Я подумал, что он издевается.
– А что, в Америке нет хамских морд?
– Почему? Хватает. У нас их даже больше. Другое дело, что в Америке можно не обращать на них внимания.
– Как это?
– Да так. Я не обращаю на них внимания. Они не обращают внимания на меня. Здесь возможно частное существование личности. Privacy. Собственность неприкосновенна. Но личность неприкосновенна вдвойне. А в России – общага, стадный коллективизм. И так далее и так далее.
Я задумался. Коллективизм мне нравился. Я бы даже сказал, что мне нравился мистический коллективизм. Крестный ход. Соборность. Чувство локтя. Товарищество. Взаимовыручка. Пролетарский интернационализм. «Строили мы, строили – и наконец построили». В спорте я предпочитал командные виды типа волейбола. Родился в Сибири. Там отшельником-индивидуалистом не проживешь. Замерзнешь.
Я не стал говорить об этом поэту. За годы на чужбине он мог забыть чувство советского товарищества.

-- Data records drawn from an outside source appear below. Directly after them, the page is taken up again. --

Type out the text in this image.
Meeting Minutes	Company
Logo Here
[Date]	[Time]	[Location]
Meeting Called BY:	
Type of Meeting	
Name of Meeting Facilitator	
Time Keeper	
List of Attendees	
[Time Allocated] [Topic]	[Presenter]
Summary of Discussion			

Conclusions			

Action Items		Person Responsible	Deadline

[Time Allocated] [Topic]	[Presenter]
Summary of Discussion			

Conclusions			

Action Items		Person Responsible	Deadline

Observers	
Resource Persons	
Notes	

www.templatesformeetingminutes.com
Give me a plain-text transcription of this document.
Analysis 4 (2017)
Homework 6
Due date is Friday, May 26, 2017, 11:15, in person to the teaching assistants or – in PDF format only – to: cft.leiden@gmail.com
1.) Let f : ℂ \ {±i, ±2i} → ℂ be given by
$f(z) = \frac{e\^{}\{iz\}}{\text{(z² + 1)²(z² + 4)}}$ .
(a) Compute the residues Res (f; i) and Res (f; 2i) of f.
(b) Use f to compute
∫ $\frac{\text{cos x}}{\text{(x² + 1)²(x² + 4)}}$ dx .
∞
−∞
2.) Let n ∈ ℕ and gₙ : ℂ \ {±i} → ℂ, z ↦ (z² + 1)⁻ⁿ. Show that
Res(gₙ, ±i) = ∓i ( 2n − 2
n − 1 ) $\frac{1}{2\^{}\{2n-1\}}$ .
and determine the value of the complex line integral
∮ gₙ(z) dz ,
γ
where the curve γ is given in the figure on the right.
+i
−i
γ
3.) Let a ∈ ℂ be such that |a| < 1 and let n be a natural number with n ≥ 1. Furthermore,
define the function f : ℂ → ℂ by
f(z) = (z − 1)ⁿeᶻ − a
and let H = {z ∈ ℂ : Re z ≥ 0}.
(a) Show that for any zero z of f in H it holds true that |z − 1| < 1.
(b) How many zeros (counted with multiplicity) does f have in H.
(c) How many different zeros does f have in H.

Несколько месяцев назад я переехал из студенческого Томска в промышленный Свердловск. Приблизился к цивилизованной Европе. В городе были киностудия и Дом кино, где я посмотрел фильм Бергмана «Фанни и Александр». Тут же решил, что жизнь удалась. География выстраивает мозг в соответствии с ландшафтом. В центре города находился Театр оперы и балета, построенный пленными немцами, для которого мои друзья сочиняли либретто о современности. Кривоногий гоблин, стоящий на глыбе гранита в центре города, изображал известного революционера, но на него после разоблачений журнала «Огонек» лишь злобно косились. Рядом благоухал зоопарк, откуда мы с моим другом по пьяни пытались освободить дикобразов. На улице Первомайской возвышались монументальные общественные бани. В гастрономе на улице Ленина наливали шампанское. В книжных магазинах продавали книги. И люди их с жадностью покупали. Постчеловеческое общество здесь еще не состоялось.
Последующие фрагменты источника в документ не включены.